Opini

Bung Hatta, Pancasilais Saleh

Sab, 3 Juni 2017 | 21:18 WIB

Oleh KH Saifuddin Zuhri

Beberapa hari yang lalu saya berjumpa dengan Pak Wangsawijaya, Sekertaris Bung Hatta Sejak 30-an tahun lebih. Saya tanyakan kepada beliau.

"Bagaimana keadaan Bung Hatta?"

"Sehari-hari hanya berbaring."

"Apa masih mempunyai minat membaca."

"Tidak lagi, Maunya hendak sembahyang saja!"

"Suka mendengarkan musik?"

"Rasanya tidak."

"Bagimana mendengarkan suara Al-Quran."

"Yang itu dia seneng."

"Saya akan carikan beliau cassette Al-Quran."

Saya berusaha mencarikan cassette Al-Quran yang bagus.
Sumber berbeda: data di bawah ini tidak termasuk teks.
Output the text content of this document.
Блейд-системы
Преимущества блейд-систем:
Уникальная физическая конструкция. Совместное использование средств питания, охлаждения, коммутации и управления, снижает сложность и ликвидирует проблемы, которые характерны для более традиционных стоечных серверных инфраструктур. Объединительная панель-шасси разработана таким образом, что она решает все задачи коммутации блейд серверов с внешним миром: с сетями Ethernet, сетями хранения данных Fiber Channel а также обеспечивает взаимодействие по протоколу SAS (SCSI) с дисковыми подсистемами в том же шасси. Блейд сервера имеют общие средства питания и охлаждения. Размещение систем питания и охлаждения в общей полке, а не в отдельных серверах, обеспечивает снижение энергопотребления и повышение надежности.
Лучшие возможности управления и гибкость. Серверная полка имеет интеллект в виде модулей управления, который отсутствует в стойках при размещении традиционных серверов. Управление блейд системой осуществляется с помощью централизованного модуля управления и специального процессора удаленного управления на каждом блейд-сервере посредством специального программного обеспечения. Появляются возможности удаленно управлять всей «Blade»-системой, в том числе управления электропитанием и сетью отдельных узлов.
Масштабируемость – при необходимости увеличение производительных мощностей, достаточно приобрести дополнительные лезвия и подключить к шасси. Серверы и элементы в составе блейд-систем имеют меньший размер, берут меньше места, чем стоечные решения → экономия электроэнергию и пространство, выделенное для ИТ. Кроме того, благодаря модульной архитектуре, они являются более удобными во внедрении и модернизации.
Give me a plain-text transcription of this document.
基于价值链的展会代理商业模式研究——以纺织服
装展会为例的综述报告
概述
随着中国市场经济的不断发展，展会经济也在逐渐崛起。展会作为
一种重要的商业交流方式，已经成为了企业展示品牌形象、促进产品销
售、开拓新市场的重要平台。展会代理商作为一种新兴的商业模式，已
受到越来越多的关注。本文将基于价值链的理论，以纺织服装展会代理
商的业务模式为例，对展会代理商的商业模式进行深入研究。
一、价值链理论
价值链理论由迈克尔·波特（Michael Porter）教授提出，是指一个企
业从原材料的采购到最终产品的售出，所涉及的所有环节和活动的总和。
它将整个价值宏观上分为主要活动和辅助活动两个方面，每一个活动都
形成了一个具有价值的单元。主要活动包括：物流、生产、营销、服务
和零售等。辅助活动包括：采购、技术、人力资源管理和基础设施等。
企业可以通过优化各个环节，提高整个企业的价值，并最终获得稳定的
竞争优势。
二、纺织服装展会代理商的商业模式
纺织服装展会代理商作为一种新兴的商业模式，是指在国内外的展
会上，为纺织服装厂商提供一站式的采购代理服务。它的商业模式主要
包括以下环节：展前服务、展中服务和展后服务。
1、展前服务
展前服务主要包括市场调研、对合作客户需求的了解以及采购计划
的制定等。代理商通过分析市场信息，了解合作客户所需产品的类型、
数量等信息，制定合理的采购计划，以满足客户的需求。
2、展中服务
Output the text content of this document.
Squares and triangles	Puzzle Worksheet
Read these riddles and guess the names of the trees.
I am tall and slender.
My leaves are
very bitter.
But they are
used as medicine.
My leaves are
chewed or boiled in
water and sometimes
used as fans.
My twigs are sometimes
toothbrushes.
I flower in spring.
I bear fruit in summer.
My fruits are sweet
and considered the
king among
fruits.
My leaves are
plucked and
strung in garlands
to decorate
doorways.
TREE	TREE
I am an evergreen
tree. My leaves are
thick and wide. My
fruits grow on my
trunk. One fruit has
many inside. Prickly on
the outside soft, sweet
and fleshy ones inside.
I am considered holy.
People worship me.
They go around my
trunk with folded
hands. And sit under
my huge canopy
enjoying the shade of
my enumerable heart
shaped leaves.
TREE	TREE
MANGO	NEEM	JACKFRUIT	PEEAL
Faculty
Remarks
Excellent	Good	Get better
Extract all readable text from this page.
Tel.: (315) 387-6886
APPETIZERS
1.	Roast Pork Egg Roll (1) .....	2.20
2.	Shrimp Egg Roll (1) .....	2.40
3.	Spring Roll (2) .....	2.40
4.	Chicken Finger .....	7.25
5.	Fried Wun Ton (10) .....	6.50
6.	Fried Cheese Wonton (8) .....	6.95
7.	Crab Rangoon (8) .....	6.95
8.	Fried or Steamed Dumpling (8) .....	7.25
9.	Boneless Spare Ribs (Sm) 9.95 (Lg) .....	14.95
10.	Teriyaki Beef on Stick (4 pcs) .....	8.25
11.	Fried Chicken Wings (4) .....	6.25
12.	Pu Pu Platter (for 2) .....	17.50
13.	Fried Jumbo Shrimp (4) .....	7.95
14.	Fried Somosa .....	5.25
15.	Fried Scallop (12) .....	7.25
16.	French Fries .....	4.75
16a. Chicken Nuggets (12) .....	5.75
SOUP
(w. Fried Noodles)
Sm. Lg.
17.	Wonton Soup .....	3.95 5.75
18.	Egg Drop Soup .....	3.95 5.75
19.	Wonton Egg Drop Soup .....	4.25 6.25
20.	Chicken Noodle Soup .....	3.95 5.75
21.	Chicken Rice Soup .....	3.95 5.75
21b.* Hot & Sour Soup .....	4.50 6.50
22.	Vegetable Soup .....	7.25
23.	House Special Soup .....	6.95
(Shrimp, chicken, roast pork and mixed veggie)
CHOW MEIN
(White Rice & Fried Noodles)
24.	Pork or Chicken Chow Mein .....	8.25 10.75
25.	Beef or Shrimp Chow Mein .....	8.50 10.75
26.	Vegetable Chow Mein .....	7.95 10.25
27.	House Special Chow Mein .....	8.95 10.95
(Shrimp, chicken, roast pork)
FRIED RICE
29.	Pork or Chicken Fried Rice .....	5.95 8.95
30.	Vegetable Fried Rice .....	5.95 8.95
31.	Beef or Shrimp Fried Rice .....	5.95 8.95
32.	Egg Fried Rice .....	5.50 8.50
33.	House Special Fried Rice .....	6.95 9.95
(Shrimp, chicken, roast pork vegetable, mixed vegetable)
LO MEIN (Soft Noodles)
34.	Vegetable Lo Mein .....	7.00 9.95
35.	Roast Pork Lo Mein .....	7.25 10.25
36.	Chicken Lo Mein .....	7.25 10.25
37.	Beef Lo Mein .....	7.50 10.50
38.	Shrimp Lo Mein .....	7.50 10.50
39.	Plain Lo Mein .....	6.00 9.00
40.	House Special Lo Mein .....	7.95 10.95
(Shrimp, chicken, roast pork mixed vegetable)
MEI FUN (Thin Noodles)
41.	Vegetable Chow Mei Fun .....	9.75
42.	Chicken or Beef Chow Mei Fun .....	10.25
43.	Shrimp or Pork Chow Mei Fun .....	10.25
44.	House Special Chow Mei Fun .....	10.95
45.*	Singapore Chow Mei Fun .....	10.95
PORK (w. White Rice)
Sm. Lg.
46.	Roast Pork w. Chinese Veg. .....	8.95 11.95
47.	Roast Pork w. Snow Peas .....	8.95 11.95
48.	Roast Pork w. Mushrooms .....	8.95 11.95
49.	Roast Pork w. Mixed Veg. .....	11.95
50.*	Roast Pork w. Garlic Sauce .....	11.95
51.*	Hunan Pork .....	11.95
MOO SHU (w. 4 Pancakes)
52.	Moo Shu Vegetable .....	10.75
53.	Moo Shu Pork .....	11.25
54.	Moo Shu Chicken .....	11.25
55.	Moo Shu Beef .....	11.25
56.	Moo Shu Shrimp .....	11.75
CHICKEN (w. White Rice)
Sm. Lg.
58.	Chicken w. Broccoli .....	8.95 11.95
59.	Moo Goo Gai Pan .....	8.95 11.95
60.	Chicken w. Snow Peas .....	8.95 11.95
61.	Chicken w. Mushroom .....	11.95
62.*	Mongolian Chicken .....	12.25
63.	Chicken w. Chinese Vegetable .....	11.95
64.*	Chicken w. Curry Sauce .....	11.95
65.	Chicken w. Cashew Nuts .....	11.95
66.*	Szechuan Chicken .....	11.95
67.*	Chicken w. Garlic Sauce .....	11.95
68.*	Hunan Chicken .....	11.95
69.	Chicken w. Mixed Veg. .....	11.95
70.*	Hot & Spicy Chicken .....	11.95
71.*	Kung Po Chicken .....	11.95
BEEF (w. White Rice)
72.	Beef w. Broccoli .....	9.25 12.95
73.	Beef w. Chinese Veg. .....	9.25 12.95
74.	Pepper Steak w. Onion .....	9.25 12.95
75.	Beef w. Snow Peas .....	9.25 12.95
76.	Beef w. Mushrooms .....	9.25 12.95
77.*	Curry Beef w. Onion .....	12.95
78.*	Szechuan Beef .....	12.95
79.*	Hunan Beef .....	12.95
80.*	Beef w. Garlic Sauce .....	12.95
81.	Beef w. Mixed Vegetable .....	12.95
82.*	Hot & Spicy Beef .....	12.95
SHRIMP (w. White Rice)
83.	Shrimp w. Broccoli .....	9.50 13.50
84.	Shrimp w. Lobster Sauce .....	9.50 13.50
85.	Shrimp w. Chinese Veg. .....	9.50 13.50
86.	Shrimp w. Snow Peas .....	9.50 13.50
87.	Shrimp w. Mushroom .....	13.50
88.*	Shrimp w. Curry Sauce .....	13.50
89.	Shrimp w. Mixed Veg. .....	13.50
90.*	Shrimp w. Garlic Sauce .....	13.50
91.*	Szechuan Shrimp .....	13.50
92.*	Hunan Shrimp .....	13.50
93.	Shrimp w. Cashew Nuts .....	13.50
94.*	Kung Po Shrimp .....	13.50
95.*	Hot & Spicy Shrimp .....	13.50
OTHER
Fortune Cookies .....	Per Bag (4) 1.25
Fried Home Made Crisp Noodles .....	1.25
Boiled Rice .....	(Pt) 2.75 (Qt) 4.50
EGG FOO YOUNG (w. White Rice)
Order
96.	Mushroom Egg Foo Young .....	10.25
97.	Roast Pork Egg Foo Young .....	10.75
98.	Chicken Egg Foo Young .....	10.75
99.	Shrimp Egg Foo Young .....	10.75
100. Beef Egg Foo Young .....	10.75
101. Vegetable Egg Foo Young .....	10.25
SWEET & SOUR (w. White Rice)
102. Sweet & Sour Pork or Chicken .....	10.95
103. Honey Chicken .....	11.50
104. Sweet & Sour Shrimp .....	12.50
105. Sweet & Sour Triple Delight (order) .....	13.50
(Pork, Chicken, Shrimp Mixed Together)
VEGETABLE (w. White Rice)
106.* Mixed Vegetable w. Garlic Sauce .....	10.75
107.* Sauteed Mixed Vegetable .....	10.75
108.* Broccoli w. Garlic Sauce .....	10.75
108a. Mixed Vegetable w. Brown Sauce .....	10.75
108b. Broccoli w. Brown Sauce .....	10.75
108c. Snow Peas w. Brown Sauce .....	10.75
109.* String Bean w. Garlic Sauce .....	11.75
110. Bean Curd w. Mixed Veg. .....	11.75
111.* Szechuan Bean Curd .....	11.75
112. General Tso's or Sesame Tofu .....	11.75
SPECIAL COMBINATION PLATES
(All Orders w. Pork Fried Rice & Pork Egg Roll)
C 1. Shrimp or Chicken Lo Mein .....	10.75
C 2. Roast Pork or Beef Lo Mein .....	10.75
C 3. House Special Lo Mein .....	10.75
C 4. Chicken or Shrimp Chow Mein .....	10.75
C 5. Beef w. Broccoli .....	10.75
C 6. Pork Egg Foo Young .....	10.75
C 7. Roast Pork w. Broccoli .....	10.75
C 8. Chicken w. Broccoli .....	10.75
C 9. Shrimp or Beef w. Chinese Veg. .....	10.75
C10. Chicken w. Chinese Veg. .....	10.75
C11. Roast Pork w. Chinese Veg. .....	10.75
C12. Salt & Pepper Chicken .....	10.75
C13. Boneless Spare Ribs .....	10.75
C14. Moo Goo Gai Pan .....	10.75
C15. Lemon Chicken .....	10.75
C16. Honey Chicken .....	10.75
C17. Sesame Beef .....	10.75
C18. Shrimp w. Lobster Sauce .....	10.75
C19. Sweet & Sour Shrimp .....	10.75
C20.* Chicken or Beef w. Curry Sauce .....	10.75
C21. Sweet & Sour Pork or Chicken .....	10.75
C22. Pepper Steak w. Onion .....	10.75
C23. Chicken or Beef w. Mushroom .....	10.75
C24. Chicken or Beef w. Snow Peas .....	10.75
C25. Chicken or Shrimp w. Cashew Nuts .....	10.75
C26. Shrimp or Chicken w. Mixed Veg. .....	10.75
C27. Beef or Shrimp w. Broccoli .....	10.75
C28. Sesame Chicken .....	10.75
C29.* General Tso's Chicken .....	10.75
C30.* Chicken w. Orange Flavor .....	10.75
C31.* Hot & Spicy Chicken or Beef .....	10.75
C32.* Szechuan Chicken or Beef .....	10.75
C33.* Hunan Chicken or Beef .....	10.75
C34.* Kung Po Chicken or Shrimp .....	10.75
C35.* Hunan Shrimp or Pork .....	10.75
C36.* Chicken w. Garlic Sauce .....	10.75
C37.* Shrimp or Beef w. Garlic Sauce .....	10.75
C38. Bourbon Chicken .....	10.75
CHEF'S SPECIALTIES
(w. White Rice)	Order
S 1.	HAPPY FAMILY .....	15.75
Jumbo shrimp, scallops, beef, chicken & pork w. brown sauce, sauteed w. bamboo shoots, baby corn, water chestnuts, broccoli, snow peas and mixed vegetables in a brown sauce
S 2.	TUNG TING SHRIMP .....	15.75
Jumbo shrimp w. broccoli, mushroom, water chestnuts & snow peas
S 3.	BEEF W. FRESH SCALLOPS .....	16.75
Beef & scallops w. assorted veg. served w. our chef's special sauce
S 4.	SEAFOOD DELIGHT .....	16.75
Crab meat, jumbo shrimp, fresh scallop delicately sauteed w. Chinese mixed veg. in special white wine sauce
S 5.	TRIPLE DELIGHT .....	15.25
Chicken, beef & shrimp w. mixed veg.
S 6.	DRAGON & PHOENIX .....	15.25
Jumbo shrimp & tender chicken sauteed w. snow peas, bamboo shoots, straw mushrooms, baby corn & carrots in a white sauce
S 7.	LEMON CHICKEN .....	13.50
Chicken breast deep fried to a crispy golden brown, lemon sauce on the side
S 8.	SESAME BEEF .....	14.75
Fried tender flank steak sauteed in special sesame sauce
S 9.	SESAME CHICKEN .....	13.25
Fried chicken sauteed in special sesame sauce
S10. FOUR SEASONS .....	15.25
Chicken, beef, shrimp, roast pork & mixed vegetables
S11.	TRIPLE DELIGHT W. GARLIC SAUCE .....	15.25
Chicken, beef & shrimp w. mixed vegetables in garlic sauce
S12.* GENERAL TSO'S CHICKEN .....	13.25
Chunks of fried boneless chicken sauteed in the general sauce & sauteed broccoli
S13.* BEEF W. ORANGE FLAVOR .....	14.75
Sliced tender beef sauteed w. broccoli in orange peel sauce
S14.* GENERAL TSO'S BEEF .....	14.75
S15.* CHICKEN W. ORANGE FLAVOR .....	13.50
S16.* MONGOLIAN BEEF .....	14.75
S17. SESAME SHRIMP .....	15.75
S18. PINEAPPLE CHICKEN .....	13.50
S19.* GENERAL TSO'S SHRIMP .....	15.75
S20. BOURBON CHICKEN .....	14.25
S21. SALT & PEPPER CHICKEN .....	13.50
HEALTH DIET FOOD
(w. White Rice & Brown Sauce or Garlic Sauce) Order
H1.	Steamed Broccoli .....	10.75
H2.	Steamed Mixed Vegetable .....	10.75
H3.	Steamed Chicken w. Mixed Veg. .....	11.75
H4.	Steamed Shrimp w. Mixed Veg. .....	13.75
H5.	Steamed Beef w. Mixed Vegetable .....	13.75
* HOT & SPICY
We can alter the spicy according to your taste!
Artinya yang bersuara lembut dan tenang, yang sekira cocok dengan selera Bung Hatta, apa lagi dalam keadaan sakit yang sangat memerlukan ketenangan. Suara Abdul Bashith Abdul Somad yang bernada tinggi dan meruncing agaknya kurang cocok buat orang sakit. Barangkali suara Musthafa Isma'il yang enpuk lebih sesuwai membentuk ketenangan.

Saya belum berhasil memperoleh casette Al-Quran, ketika saya membaca koran Bung Hata masuk rumah sakit. Tidak diperkenankan ditengok kecuali oleh keluarga yang terdekat. Kendati demikian saya tetap berusaha menperoleh cassette Al-Quran yang saya makaud. Entah bagaimana caranya akan saya selundupkan lewat Pak Wangsawijaya. Saya inggin memenuhi janji saya mencarikan cassette Al-Quran buat Bung Hatta.

Tiba-tiba melalui layar TVRI diumumkan bahwa Bung Hatta telah pulang ke rahmatullah. Saya merasa mempunyai hutang kepada Bung Hatta sebuah casaette Al-quran. Oleh karena keadaan toh tidak mungkin memenuhi janji saya, saya ajak seluruh isi rumah bersama-sama membaca Al-Quran Surat Yasin sebagihadiah dah doa buat Bung Hatta seorang Pemimpin Besar Bangsa Indonesia di samping Bung Karno yang telah tiada lagi.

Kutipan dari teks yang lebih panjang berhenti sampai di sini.